Hoje nós sabemos que, além de sanguinário, Pinochet foi um gatuno, uma ratazana voraz, conforme indicam os processos movidos contra ele por evasão fiscal, uso de passaporte falso, contas secretas em bancos dos Estados Unidos no valor de mais de 23 milhões de dólares. Isso não impediu que alguns jornais o elogiassem, atribuindo-lhe a responsabilidade pelo “milagre econômico chileno”.
Que milagre foi esse? O escritor e diplomata cubano, Lisandro Otero, lembra que as companhias mineradoras Kennecot e Anaconda, cujo lucro líquido anual era de 200 milhões de dólares, foram nacionalizadas pelo governo Allende, que realizou também a reforma agrária em um país onde apenas três mil famílias eram donas de oitenta por cento das terras.
O milagre de Pinochet consistiu em dar um golpe militar, com apoio da CIA e dos Estados Unidos, desrespeitando a vontade popular, para devolver às mineradoras norte-americanas o monopólio da exploração do cobre e restituir a terra aos latifundiários. Ele entregou o país aos grandes grupos financeiros, quebrou as organizações sindicais, acabou com o direito de greve e outras conquistas trabalhistas, aumentando a pobreza dos trabalhadores. O resto é conversa fiada, ‘son porotos granados’.
Muerto de mierda
Dizem que, antes de morrer, o moribundo recorda os momentos mais importantes de sua existência, e vê imagens passando diante de seus olhos como se fosse um filme. Suspeito que quando chegar minha vez, as cenas que vivi no Chile ocuparão uma boa parte do filme, embora minha passagem por lá tenha durado somente noves meses. É que foi em um momento histórico muito especial.

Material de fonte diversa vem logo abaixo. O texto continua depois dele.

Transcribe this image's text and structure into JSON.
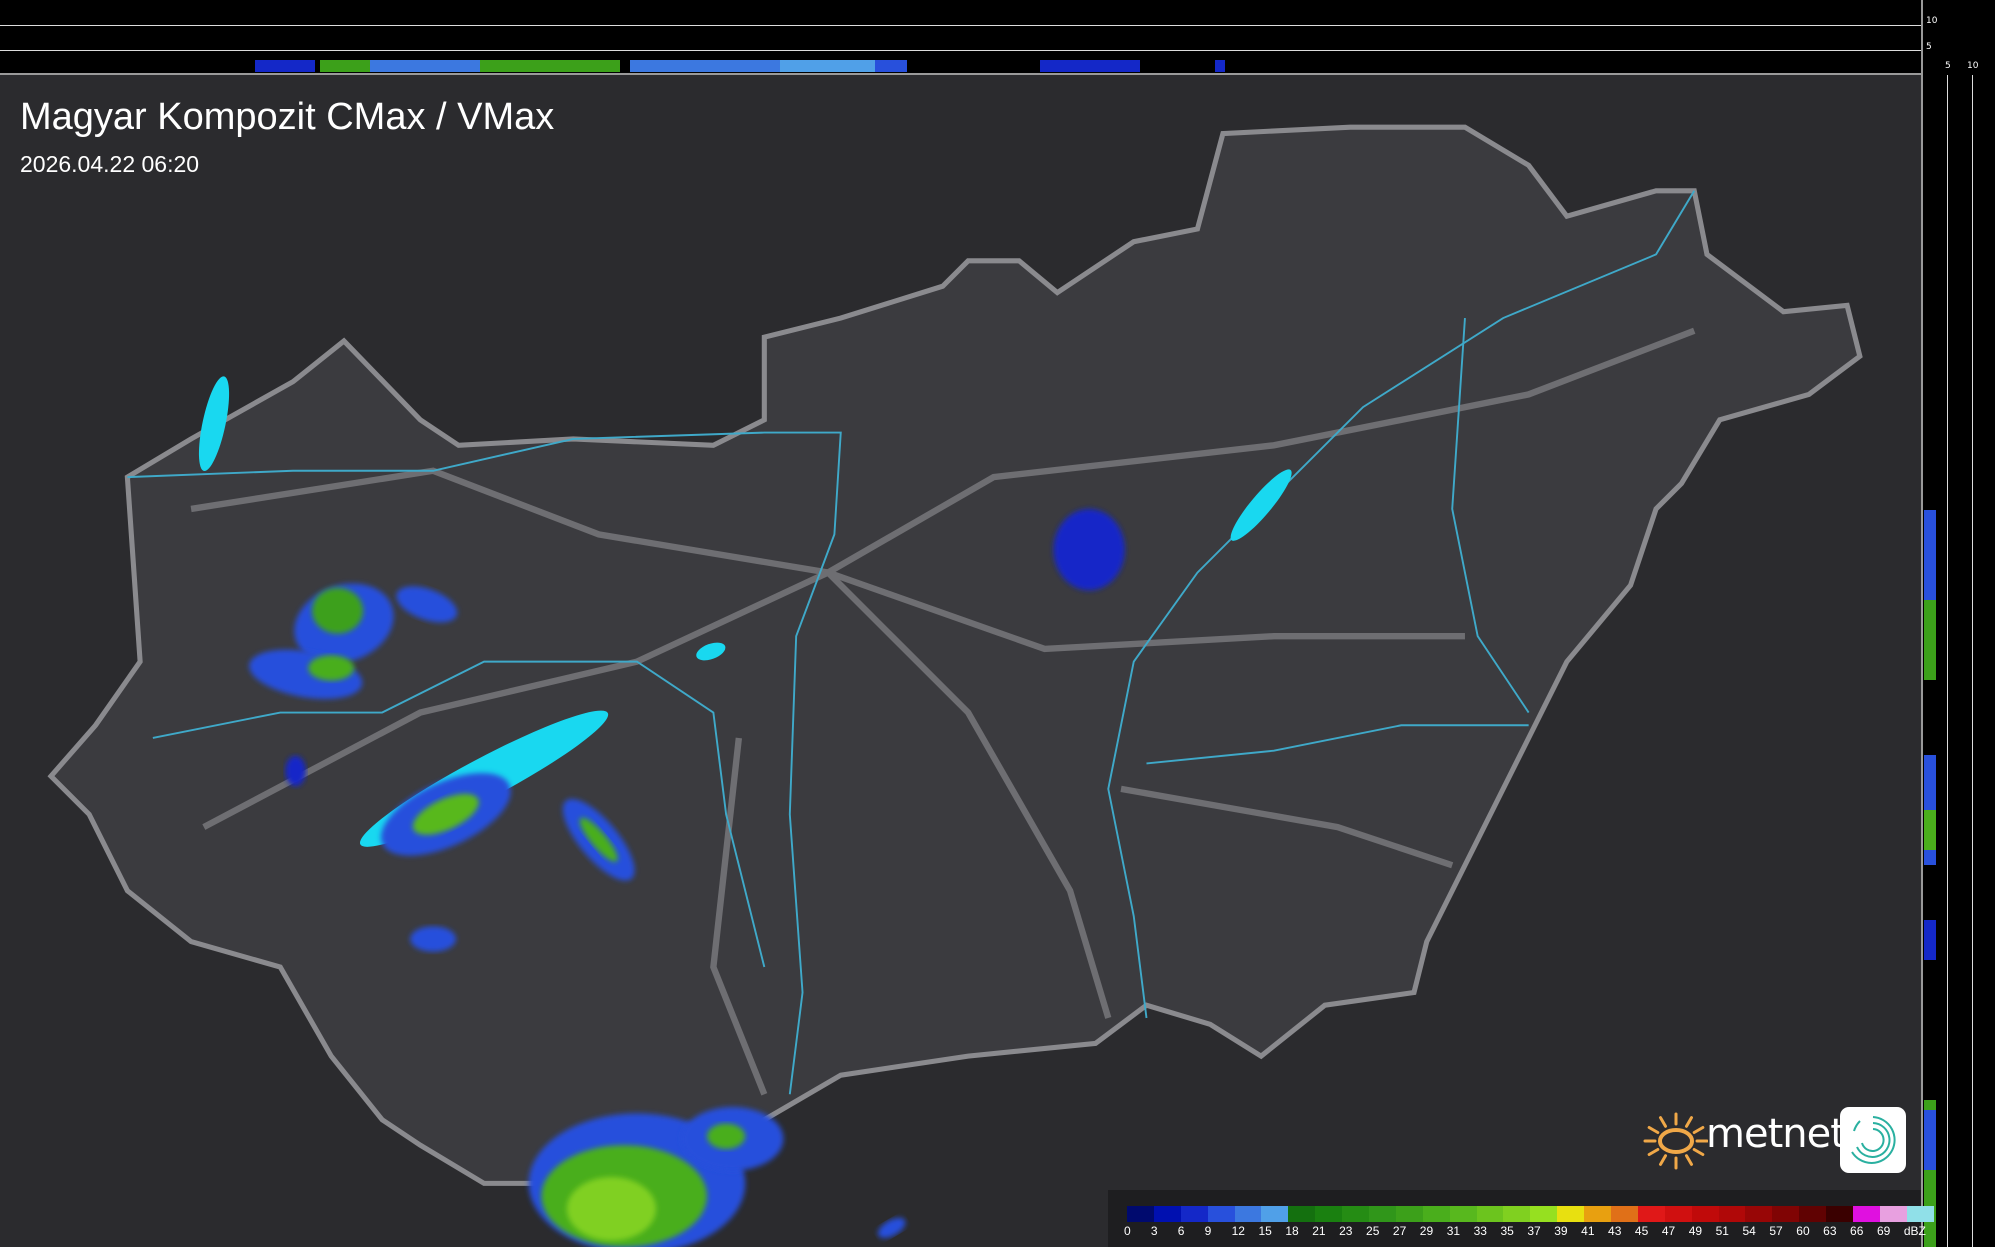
{
  "title": "Magyar Kompozit CMax / VMax",
  "timestamp": "2026.04.22 06:20",
  "profile_axes": {
    "top_labels": [
      "10",
      "5"
    ],
    "right_labels": [
      "5",
      "10"
    ]
  },
  "legend": {
    "unit": "dBZ",
    "labels": [
      "0",
      "3",
      "6",
      "9",
      "12",
      "15",
      "18",
      "21",
      "23",
      "25",
      "27",
      "29",
      "31",
      "33",
      "35",
      "37",
      "39",
      "41",
      "43",
      "45",
      "47",
      "49",
      "51",
      "54",
      "57",
      "60",
      "63",
      "66",
      "69"
    ],
    "colors": [
      "#000a6e",
      "#0010b0",
      "#1428c8",
      "#2850dc",
      "#3c78e0",
      "#50a0e8",
      "#14700f",
      "#1a8010",
      "#258c14",
      "#30961a",
      "#3ca01a",
      "#4aae1c",
      "#58b81e",
      "#6cc41e",
      "#80d020",
      "#96e020",
      "#e8e010",
      "#e8a010",
      "#e07018",
      "#e01818",
      "#d01010",
      "#c00a0a",
      "#b00808",
      "#980606",
      "#800404",
      "#600202",
      "#3a0000",
      "#e010e0",
      "#e8a0e0",
      "#90e0e8"
    ]
  },
  "branding": {
    "logo_text": "metnet",
    "sun_color": "#f0a848",
    "icon": "swirl-app-icon"
  },
  "colors": {
    "background": "#2b2b2e",
    "country_fill": "#3b3b3f",
    "border": "#8a8a8e",
    "rivers": "#3fa9c9",
    "lakes": "#19d8f0"
  }
}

Era final de 1969 e início de 1970. Milhares de exilados brasileiros foram recebidos fraternalmente pelos chilenos, que compartilharam conosco a casa, a comida, o vinho, a música, a alegria, os sonhos. “Si vas para Chile, te ruego viajero, que digas a ella, que de amor mi muero”, dizia a canção. Como foram generosos os chilenos! Dormi em casas de pessoas desconhecidas, que nunca havia visto antes, que me acolheram e comigo dividiram o pão, só porque eu era exilado.
Assisti o comício da Unidade Popular, que sagrou Allende como candidato a presidente da República. Vi e ouvi o discurso de Pablo Neruda, retirando sua candidatura. Uns trinta artistas plásticos chilenos, ali, na hora, pintaram um grande mural no palanque. Os jovens e os trabalhadores ocuparam as ruas, bailando cueca, cantando, festejando o sonho de construir uma pátria sem miséria. Os chilenos estavam enamorados da vida, apaixonados pela perspectiva de mudança. Santiago era uma festa colorida.

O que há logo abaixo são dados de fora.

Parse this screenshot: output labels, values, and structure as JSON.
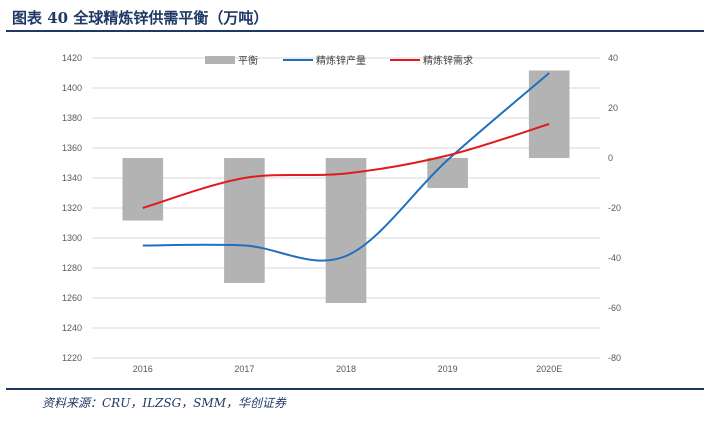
{
  "figure": {
    "title": "图表 40   全球精炼锌供需平衡（万吨）",
    "source": "资料来源：CRU，ILZSG，SMM，华创证券"
  },
  "chart_data": {
    "type": "bar",
    "categories": [
      "2016",
      "2017",
      "2018",
      "2019",
      "2020E"
    ],
    "series": [
      {
        "name": "平衡",
        "type": "bar",
        "axis": "right",
        "color": "#b3b3b3",
        "values": [
          -25,
          -50,
          -58,
          -12,
          35
        ]
      },
      {
        "name": "精炼锌产量",
        "type": "line",
        "axis": "left",
        "color": "#1f6fbf",
        "values": [
          1295,
          1295,
          1288,
          1352,
          1410
        ]
      },
      {
        "name": "精炼锌需求",
        "type": "line",
        "axis": "left",
        "color": "#e31a1c",
        "values": [
          1320,
          1340,
          1343,
          1355,
          1376
        ]
      }
    ],
    "y_left": {
      "min": 1220,
      "max": 1420,
      "step": 20
    },
    "y_right": {
      "min": -80,
      "max": 40,
      "step": 20
    },
    "legend_position": "top",
    "grid": true
  }
}
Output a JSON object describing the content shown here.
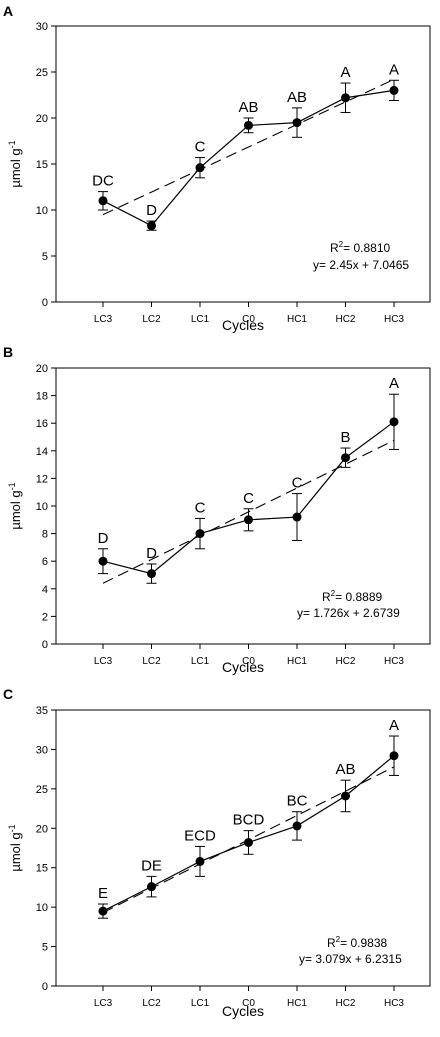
{
  "chart_data": [
    {
      "panel_label": "A",
      "type": "line",
      "categories": [
        "LC3",
        "LC2",
        "LC1",
        "C0",
        "HC1",
        "HC2",
        "HC3"
      ],
      "series": [
        {
          "values": [
            11.0,
            8.3,
            14.6,
            19.2,
            19.5,
            22.2,
            23.0
          ],
          "errors": [
            1.0,
            0.5,
            1.1,
            0.8,
            1.6,
            1.6,
            1.1
          ],
          "letters": [
            "DC",
            "D",
            "C",
            "AB",
            "AB",
            "A",
            "A"
          ]
        }
      ],
      "trend": {
        "slope": 2.45,
        "intercept": 7.0465
      },
      "r2_prefix": "R",
      "r2_sup": "2",
      "r2_value": "= 0.8810",
      "equation": "y= 2.45x + 7.0465",
      "ylabel_main": "µmol g",
      "ylabel_sup": "-1",
      "xlabel": "Cycles",
      "ylim": [
        0,
        30
      ],
      "yticks": [
        "0",
        "5",
        "10",
        "15",
        "20",
        "25",
        "30"
      ]
    },
    {
      "panel_label": "B",
      "type": "line",
      "categories": [
        "LC3",
        "LC2",
        "LC1",
        "C0",
        "HC1",
        "HC2",
        "HC3"
      ],
      "series": [
        {
          "values": [
            6.0,
            5.1,
            8.0,
            9.0,
            9.2,
            13.5,
            16.1
          ],
          "errors": [
            0.9,
            0.7,
            1.1,
            0.8,
            1.7,
            0.7,
            2.0
          ],
          "letters": [
            "D",
            "D",
            "C",
            "C",
            "C",
            "B",
            "A"
          ]
        }
      ],
      "trend": {
        "slope": 1.726,
        "intercept": 2.6739
      },
      "r2_prefix": "R",
      "r2_sup": "2",
      "r2_value": "= 0.8889",
      "equation": "y= 1.726x + 2.6739",
      "ylabel_main": "µmol g",
      "ylabel_sup": "-1",
      "xlabel": "Cycles",
      "ylim": [
        0,
        20
      ],
      "yticks": [
        "0",
        "2",
        "4",
        "6",
        "8",
        "10",
        "12",
        "14",
        "16",
        "18",
        "20"
      ]
    },
    {
      "panel_label": "C",
      "type": "line",
      "categories": [
        "LC3",
        "LC2",
        "LC1",
        "C0",
        "HC1",
        "HC2",
        "HC3"
      ],
      "series": [
        {
          "values": [
            9.5,
            12.6,
            15.8,
            18.2,
            20.3,
            24.1,
            29.2
          ],
          "errors": [
            0.9,
            1.3,
            1.9,
            1.5,
            1.8,
            2.0,
            2.5
          ],
          "letters": [
            "E",
            "DE",
            "ECD",
            "BCD",
            "BC",
            "AB",
            "A"
          ]
        }
      ],
      "trend": {
        "slope": 3.079,
        "intercept": 6.2315
      },
      "r2_prefix": "R",
      "r2_sup": "2",
      "r2_value": "= 0.9838",
      "equation": "y= 3.079x + 6.2315",
      "ylabel_main": "µmol g",
      "ylabel_sup": "-1",
      "xlabel": "Cycles",
      "ylim": [
        0,
        35
      ],
      "yticks": [
        "0",
        "5",
        "10",
        "15",
        "20",
        "25",
        "30",
        "35"
      ]
    }
  ]
}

Por isso, nessa semana, participei do júbilo nacional quando vi na televisão uma grande parte do povo chileno ocupar a Praça de Armas, a Alameda e a Praça Itália, em Santiago, festejando a morte do tirano com cartazes, bandeiras e faixas, como antigamente. Abri solitariamente uma garrafa de vinho e daqui, do Brasil, bebi com eles. Meu coração enfrentou quatro horas de fila ao lado do artista plástico Francisco Prats, neto do general Carlos Prats, só para, junto com ele, cuspir no caixão de Pinochet.
O poeta uruguaio Mário Benedetti publicou um poema “Obituário com hurras” no qual chama todos os inocentes, os danificados que gritam de noite e sonham de dia, os pobres congelados e os que abrigam fantasmas para comemorar a morte do crápula. “Vamos a festejarlo, a no volvernos flojos, a no olvidar que éste es un muerto de mierda”.
Hoje, leitor (a), não quero rezar o Pai Nosso para não ter de perdoar a quem tanto nos tem ofendido, sem nunca nos pedir perdão. Ao contrário, Pinochet, seu filho e seu neto, do mesmo nome, se vangloriam e se gabam dos crimes hediondos. Por isso, fico com o poema de Carlos Drummond: “Crimes da terra, como perdoá-los? (...) O meu ódio é o melhor de mim. Com ele me salvo e dou a poucos uma esperança mínima”.